Eadie Manson makes a sweet pink-hued chutney to serve with griddled beef and lightly dressed watercress
By Eadie Manson
Steak with red onion and radish chutney
  • Rating:
  • Serves: 4
  • Cook Time: 20 minutes
  • Prep Time: 15 minutes
  • Effort: easy


  • 4 x 200g pieces beef sirloin, trimmed
  • 2 tbsp olive oil
  • 1 cloves garlic, crushed

For the chutney

  • 2 tbsp olive oil
  • 75 g radishes, sliced
  • 1 tbsp clear honey
  • 1 tbsp brown sugar
  • 2 tbsp white wine vinegar
  • 1 small red onion, sliced
  • 2 cloves garlic, sliced

For the salad

  • 100 g watercress
  • 1 tbsp white wine vinegar
  • 2 tbsp olive oil
  • pinches sugar


1. Rub the beef all over with the olive oil. Heat a non-stick frying pan or griddle and fry the beef on one side for a few minutes, then turn over and cook for another couple of minutes, longer if you prefer your meat well done.
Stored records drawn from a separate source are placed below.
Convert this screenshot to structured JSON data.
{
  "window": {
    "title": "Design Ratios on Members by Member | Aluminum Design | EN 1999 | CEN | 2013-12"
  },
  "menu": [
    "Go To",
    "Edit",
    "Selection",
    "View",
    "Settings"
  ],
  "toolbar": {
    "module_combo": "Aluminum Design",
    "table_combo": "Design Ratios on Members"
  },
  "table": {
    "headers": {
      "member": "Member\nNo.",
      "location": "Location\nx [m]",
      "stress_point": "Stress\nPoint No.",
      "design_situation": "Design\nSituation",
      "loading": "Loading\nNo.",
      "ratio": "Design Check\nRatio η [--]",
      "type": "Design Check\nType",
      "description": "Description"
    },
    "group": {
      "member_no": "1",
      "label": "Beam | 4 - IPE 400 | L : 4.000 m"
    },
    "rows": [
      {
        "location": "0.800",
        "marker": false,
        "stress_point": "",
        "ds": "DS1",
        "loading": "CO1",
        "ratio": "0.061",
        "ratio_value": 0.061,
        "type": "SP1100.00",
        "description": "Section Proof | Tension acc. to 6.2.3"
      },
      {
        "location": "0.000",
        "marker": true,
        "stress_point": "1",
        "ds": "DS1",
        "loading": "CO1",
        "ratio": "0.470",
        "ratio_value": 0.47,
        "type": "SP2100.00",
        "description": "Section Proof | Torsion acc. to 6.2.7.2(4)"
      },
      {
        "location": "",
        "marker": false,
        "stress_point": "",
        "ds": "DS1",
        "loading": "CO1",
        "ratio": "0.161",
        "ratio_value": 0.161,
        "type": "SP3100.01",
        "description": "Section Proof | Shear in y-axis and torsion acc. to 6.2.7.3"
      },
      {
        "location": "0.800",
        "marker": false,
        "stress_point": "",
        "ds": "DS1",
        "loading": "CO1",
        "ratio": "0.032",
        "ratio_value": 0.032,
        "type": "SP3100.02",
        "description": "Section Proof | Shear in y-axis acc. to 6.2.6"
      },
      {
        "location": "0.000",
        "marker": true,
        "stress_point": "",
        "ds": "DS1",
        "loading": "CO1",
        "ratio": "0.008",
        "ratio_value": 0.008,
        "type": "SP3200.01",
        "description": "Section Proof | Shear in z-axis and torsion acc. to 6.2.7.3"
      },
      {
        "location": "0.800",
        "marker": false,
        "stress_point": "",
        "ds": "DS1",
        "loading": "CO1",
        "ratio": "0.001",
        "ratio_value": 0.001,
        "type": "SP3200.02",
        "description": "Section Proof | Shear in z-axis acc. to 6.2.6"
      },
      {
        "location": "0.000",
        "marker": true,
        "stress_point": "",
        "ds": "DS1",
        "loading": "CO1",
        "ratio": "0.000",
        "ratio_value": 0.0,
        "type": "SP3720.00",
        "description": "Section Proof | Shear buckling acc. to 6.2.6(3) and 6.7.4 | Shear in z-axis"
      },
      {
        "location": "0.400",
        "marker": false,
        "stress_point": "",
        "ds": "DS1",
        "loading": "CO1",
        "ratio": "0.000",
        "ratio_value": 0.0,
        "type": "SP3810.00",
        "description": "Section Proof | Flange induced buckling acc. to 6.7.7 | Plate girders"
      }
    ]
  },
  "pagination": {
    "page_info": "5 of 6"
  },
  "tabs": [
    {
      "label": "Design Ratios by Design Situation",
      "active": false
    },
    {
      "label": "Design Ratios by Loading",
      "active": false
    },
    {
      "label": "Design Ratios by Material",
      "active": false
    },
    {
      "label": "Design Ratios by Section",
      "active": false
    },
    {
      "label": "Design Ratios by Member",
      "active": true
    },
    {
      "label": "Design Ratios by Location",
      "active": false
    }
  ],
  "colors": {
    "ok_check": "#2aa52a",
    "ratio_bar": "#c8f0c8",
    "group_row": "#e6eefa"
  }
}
When the beef is cooked to your taste, remove it and leave to rest in a warm place.

2. For the chutney: heat the oil in a small frying pan with a lid and fry the radishes for a few minutes until lightly coloured. Add the remaining ingredients, cover with the lid and cook for 8-10 minutes or until the vegetables are tender.

3. For the salad: tip the watercress into a salad bowl and season with salt. Whisk together the vinegar, oil and a pinch of sugar in a small bowl and toss the watercress with the dressing.

4. Serve the steak with the salad and chutney.